Begleitet von einem diffusen Gefühl der Enttäuschung ließ Ondragon seine malträtierte Unterlippe los. Das Zeug lag irgendwo mitten in der Wüste. Es würde die berühmte Suche nach der Stecknadel im Heuhaufen bedeuten, wenn er sich darauf einließ. Und dann auch noch ausgerechnet die Sahara! Nicht gerade der freundlichste und zugänglichste Ort auf diesem Planeten. Vielleicht hatte der gute Dr. Schuch in seiner Annahme recht: Das Vermächtnis Teslas war für immer verloren. Begraben unter dem heißen Sand Afrikas.
Ondragon nahm das letzte Blatt zur Hand und stellte überrascht fest, dass darauf lediglich Zahlen geschrieben waren.
„Das haben wir auf der hintersten Seite des Logbuches entdeckt“, erläuterte Charlize. „Es ist mit ziemlicher Sicherheit dieselbe Handschrift wie die von Dr. Schuch.“
„Also hat er doch noch etwas hinzugefügt. Was könnte das darstellen?“ Ondragon betrachtete die Zahlen, die in acht gleichgroßen Quadraten angeordnet waren, und zwar in zwei Viererreihen übereinander. Er zuckte mit den Schultern.

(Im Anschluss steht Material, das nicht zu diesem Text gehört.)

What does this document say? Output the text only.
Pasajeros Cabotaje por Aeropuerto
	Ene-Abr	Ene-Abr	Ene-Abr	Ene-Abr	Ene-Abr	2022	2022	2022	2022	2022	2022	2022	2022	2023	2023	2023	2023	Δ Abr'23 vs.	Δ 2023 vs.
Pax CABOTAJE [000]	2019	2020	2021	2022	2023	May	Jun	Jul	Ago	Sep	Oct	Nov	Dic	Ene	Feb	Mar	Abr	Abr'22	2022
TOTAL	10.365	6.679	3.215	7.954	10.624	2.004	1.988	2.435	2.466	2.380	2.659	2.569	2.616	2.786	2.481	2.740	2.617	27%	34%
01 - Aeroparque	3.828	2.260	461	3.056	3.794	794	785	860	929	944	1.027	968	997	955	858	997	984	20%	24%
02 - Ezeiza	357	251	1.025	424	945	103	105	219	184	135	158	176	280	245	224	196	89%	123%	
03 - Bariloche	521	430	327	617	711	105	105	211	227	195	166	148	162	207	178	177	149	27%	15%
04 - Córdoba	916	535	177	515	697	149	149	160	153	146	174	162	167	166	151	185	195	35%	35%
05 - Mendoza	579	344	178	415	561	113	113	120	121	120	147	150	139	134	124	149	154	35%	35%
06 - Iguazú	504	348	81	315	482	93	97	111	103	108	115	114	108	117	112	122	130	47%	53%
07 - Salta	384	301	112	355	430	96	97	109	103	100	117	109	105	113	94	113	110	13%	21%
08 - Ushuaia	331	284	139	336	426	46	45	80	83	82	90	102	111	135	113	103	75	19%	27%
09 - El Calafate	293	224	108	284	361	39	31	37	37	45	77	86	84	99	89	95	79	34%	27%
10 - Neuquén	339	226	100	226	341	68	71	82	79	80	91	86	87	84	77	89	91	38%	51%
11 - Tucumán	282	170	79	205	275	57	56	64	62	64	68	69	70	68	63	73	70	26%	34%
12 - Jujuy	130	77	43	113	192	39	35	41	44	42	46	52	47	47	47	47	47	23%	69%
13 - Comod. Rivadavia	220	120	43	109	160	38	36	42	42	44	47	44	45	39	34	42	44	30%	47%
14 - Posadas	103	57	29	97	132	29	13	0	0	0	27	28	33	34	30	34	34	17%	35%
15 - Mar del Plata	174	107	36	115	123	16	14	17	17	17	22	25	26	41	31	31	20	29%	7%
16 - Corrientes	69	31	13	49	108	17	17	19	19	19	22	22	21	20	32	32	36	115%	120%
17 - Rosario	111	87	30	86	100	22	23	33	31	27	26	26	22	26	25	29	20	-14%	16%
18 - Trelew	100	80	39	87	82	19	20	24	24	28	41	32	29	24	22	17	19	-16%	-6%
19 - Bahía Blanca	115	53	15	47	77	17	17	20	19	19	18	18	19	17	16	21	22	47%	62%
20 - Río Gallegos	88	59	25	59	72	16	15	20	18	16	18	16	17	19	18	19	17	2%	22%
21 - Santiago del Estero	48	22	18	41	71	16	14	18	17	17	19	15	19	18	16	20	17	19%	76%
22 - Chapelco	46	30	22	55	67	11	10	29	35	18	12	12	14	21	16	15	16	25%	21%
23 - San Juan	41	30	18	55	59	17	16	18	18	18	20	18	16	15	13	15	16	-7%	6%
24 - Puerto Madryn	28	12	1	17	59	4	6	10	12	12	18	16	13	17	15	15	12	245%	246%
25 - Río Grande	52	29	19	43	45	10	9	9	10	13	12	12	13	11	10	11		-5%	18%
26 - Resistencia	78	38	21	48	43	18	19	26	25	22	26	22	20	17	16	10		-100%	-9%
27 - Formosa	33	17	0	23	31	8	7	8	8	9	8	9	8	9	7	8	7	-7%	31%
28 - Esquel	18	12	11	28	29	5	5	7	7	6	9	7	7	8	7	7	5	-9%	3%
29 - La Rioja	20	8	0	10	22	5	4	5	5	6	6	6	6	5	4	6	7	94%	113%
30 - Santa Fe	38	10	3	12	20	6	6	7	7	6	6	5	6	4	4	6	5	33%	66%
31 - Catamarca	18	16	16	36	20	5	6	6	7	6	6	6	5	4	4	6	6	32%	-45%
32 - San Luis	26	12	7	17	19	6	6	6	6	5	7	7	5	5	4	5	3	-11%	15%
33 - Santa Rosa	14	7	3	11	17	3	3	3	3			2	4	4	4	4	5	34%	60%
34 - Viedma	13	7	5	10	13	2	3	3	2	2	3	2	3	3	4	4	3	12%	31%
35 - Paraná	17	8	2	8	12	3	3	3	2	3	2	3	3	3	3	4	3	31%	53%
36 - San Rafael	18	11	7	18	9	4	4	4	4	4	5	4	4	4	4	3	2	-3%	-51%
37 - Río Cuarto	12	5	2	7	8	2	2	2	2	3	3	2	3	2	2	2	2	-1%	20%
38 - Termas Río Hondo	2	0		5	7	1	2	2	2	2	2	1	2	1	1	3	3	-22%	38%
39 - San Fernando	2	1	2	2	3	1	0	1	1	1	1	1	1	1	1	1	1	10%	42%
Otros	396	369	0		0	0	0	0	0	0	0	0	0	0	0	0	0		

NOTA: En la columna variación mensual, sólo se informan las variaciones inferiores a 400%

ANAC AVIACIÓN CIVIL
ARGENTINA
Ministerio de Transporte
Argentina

„Vielleicht sind es Auflistungen der Fracht … oder Koordinaten“, sagte Charlize.
„Hm, warte mal. Letzteres können wir schnell herausfinden.“ Ondragon gab eine der Kolonnen bei einem Geokonverter im Internet ein. „Fehlanzeige. Keine Koordinaten. Die Zahlen müssen etwas anderes bedeuten. Wäre ja auch zu einfach gewesen.“
Charlize fuhr mit einem Finger über die Reihen. „Könnte auch ein Code sein“, murmelte sie gedankenvoll.